Blessing

Personal information
- Full name: Blessing Anyanwu Chinedu
- Date of birth: November 22, 1976 (age 49)
- Place of birth: Enyimba, Nigeria
- Height: 1.92 m (6 ft 3+1⁄2 in)
- Position: Central defender

Senior career*
- Years: Team / Apps / (Gls)
- 1993–1997: Enyimba
- 1997–2000: Iwuanyanwu Nationale
- 2000–2001: Vardar Skopje
- 2001–2003: Cementarnica 55
- 2003–2005: Vardar Skopje
- 2005–2006: KAA Gent / 15 / (0)
- 2006–2007: Lierse / 8 / (0)

International career
- 1993: Nigeria U-17

= Blessing Chinedu =

Nigerian footballer

Blessing Anyanwu Chinedu (born November 22, 1976, in Enyimba) is a retired Nigerian football defender.

==Career==
In his early career he played in Nigeria with Enyimba International F.C. and Iwuanyanwu Nationale (former name of Heartland FC).

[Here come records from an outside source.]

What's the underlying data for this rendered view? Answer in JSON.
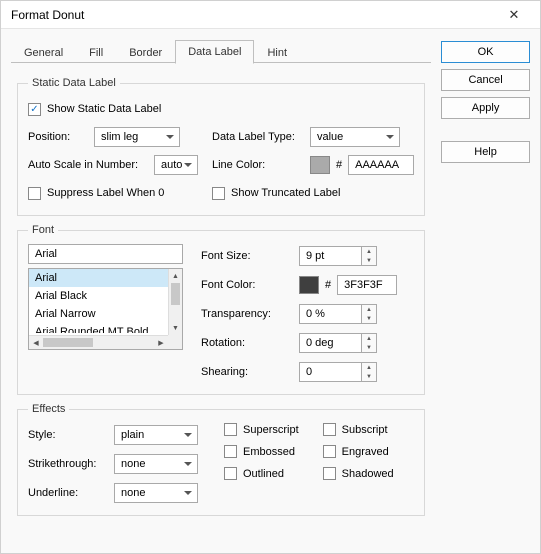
{
  "title": "Format Donut",
  "tabs": [
    "General",
    "Fill",
    "Border",
    "Data Label",
    "Hint"
  ],
  "active_tab": "Data Label",
  "buttons": {
    "ok": "OK",
    "cancel": "Cancel",
    "apply": "Apply",
    "help": "Help"
  },
  "static_label": {
    "legend": "Static Data Label",
    "show_cb": "Show Static Data Label",
    "show_checked": true,
    "position_label": "Position:",
    "position_value": "slim leg",
    "type_label": "Data Label Type:",
    "type_value": "value",
    "autoscale_label": "Auto Scale in Number:",
    "autoscale_value": "auto",
    "linecolor_label": "Line Color:",
    "linecolor_swatch": "#AAAAAA",
    "linecolor_hash": "#",
    "linecolor_hex": "AAAAAA",
    "suppress_cb": "Suppress Label When 0",
    "truncated_cb": "Show Truncated Label"
  },
  "font": {
    "legend": "Font",
    "name_value": "Arial",
    "list": [
      "Arial",
      "Arial Black",
      "Arial Narrow",
      "Arial Rounded MT Bold"
    ],
    "size_label": "Font Size:",
    "size_value": "9 pt",
    "color_label": "Font Color:",
    "color_swatch": "#3F3F3F",
    "color_hash": "#",
    "color_hex": "3F3F3F",
    "transparency_label": "Transparency:",
    "transparency_value": "0 %",
    "rotation_label": "Rotation:",
    "rotation_value": "0 deg",
    "shearing_label": "Shearing:",
    "shearing_value": "0"
  },
  "effects": {
    "legend": "Effects",
    "style_label": "Style:",
    "style_value": "plain",
    "strike_label": "Strikethrough:",
    "strike_value": "none",
    "underline_label": "Underline:",
    "underline_value": "none",
    "superscript": "Superscript",
    "subscript": "Subscript",
    "embossed": "Embossed",
    "engraved": "Engraved",
    "outlined": "Outlined",
    "shadowed": "Shadowed"
  }
}
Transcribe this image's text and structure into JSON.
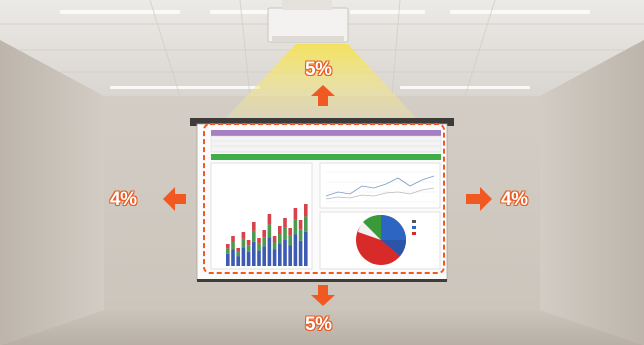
{
  "shift": {
    "up": "5%",
    "down": "5%",
    "left": "4%",
    "right": "4%"
  },
  "colors": {
    "arrow": "#f05a22",
    "dashed_frame": "#f05a22",
    "beam": "#f3e46a",
    "wall": "#d8d2ca",
    "ceiling": "#e6e3df",
    "screen": "#fbfbfb",
    "spreadsheet_header": "#a97fc4",
    "spreadsheet_band": "#3fae49",
    "bar_blue": "#3d5bb0",
    "bar_green": "#4c9a4f",
    "bar_red": "#d8424b",
    "pie_red": "#d92a2a",
    "pie_blue": "#2d66c2",
    "pie_green": "#3a9a3a"
  },
  "icons": [
    "arrow-up-icon",
    "arrow-down-icon",
    "arrow-left-icon",
    "arrow-right-icon",
    "projector-icon"
  ]
}
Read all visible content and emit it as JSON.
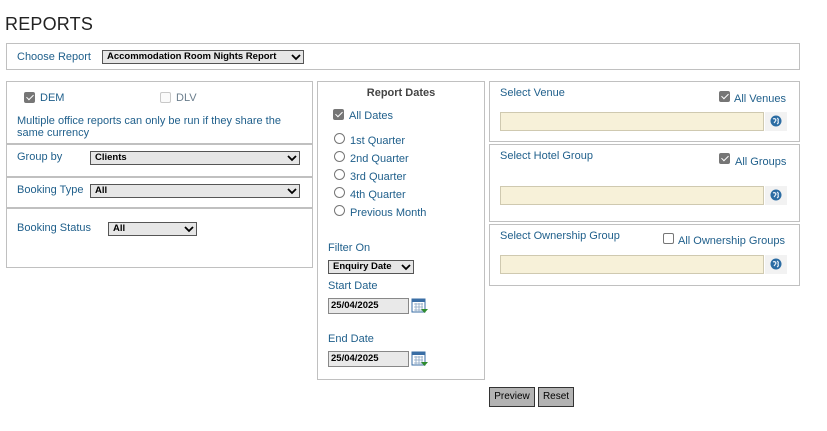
{
  "page": {
    "title": "REPORTS"
  },
  "choose_report": {
    "label": "Choose Report",
    "selected": "Accommodation Room Nights Report"
  },
  "office": {
    "dem": {
      "label": "DEM",
      "checked": true
    },
    "dlv": {
      "label": "DLV",
      "checked": false
    },
    "note": "Multiple office reports can only be run if they share the same currency"
  },
  "group_by": {
    "label": "Group by",
    "selected": "Clients"
  },
  "booking_type": {
    "label": "Booking Type",
    "selected": "All"
  },
  "booking_status": {
    "label": "Booking Status",
    "selected": "All"
  },
  "report_dates": {
    "title": "Report Dates",
    "all_dates": {
      "label": "All Dates",
      "checked": true
    },
    "options": [
      "1st Quarter",
      "2nd Quarter",
      "3rd Quarter",
      "4th Quarter",
      "Previous Month"
    ]
  },
  "filter": {
    "label": "Filter On",
    "selected": "Enquiry Date",
    "start_label": "Start Date",
    "start_value": "25/04/2025",
    "end_label": "End Date",
    "end_value": "25/04/2025"
  },
  "venue": {
    "label": "Select Venue",
    "all_label": "All Venues",
    "all_checked": true,
    "value": ""
  },
  "hotel_group": {
    "label": "Select Hotel Group",
    "all_label": "All Groups",
    "all_checked": true,
    "value": ""
  },
  "ownership_group": {
    "label": "Select Ownership Group",
    "all_label": "All Ownership Groups",
    "all_checked": false,
    "value": ""
  },
  "buttons": {
    "preview": "Preview",
    "reset": "Reset"
  }
}
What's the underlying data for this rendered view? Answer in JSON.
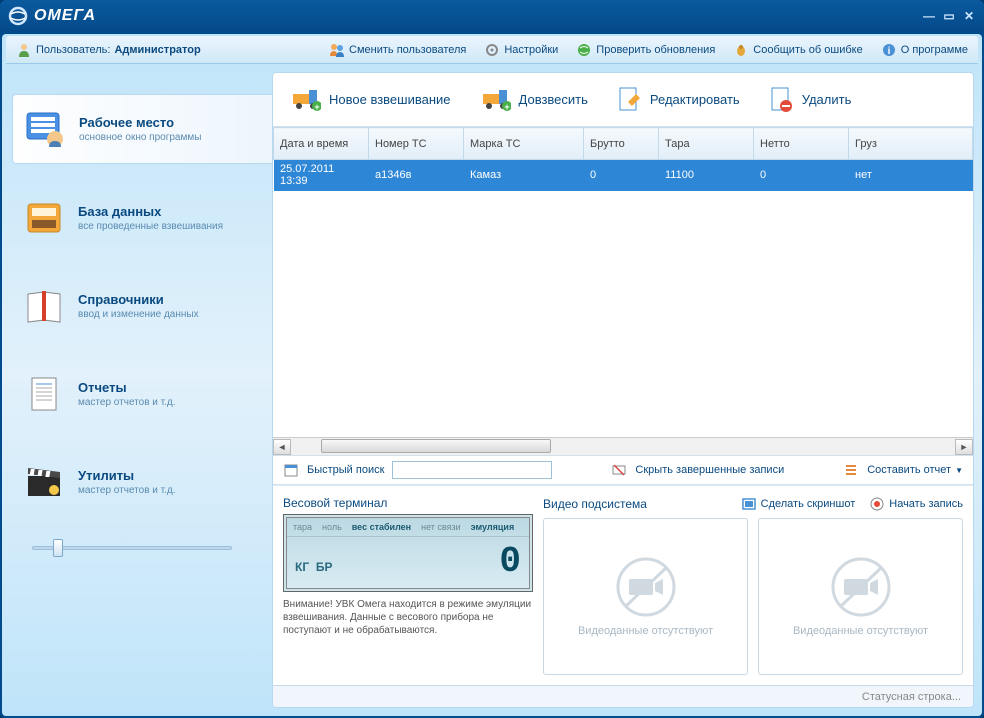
{
  "app": {
    "name": "ОМЕГА"
  },
  "user": {
    "label": "Пользователь:",
    "name": "Администратор"
  },
  "toolbar": {
    "switch_user": "Сменить пользователя",
    "settings": "Настройки",
    "check_updates": "Проверить обновления",
    "report_error": "Сообщить об ошибке",
    "about": "О программе"
  },
  "sidebar": {
    "items": [
      {
        "title": "Рабочее место",
        "subtitle": "основное окно программы"
      },
      {
        "title": "База данных",
        "subtitle": "все проведенные взвешивания"
      },
      {
        "title": "Справочники",
        "subtitle": "ввод и изменение данных"
      },
      {
        "title": "Отчеты",
        "subtitle": "мастер отчетов и т.д."
      },
      {
        "title": "Утилиты",
        "subtitle": "мастер отчетов и т.д."
      }
    ]
  },
  "actions": {
    "new_weighing": "Новое взвешивание",
    "add_weight": "Довзвесить",
    "edit": "Редактировать",
    "delete": "Удалить"
  },
  "table": {
    "headers": {
      "datetime": "Дата и время",
      "vehicle_no": "Номер ТС",
      "vehicle_brand": "Марка ТС",
      "gross": "Брутто",
      "tare": "Тара",
      "net": "Нетто",
      "cargo": "Груз"
    },
    "rows": [
      {
        "datetime": "25.07.2011 13:39",
        "vehicle_no": "а1346в",
        "vehicle_brand": "Камаз",
        "gross": "0",
        "tare": "11100",
        "net": "0",
        "cargo": "нет"
      }
    ]
  },
  "midbar": {
    "quick_search": "Быстрый поиск",
    "hide_completed": "Скрыть завершенные записи",
    "make_report": "Составить отчет"
  },
  "terminal": {
    "title": "Весовой терминал",
    "ind_tare": "тара",
    "ind_zero": "ноль",
    "ind_stable": "вес стабилен",
    "ind_nolink": "нет связи",
    "ind_emulation": "эмуляция",
    "unit_kg": "КГ",
    "unit_br": "БР",
    "value": "0",
    "warning": "Внимание! УВК Омега находится в режиме эмуляции взвешивания. Данные с весового прибора не поступают и не обрабатываются."
  },
  "video": {
    "title": "Видео подсистема",
    "screenshot": "Сделать скриншот",
    "record": "Начать запись",
    "no_data": "Видеоданные отсутствуют"
  },
  "status": "Статусная строка..."
}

In 2000, he moved to Macedonia where he signed for the traditionally strongest club FK Vardar. Between 2001 and 2003 he played with another Macedonian First League club, FK Cementarnica 55 before returning to Vardar. In 2005, he moved to Belgium signing with Belgian Pro League club K.A.A. Gent. After one season he moved to another Belgian club, Lierse S.K.

==National team==
Chinedu was part of Nigerian under-17 squad at the 1993 FIFA U-17 World Championship.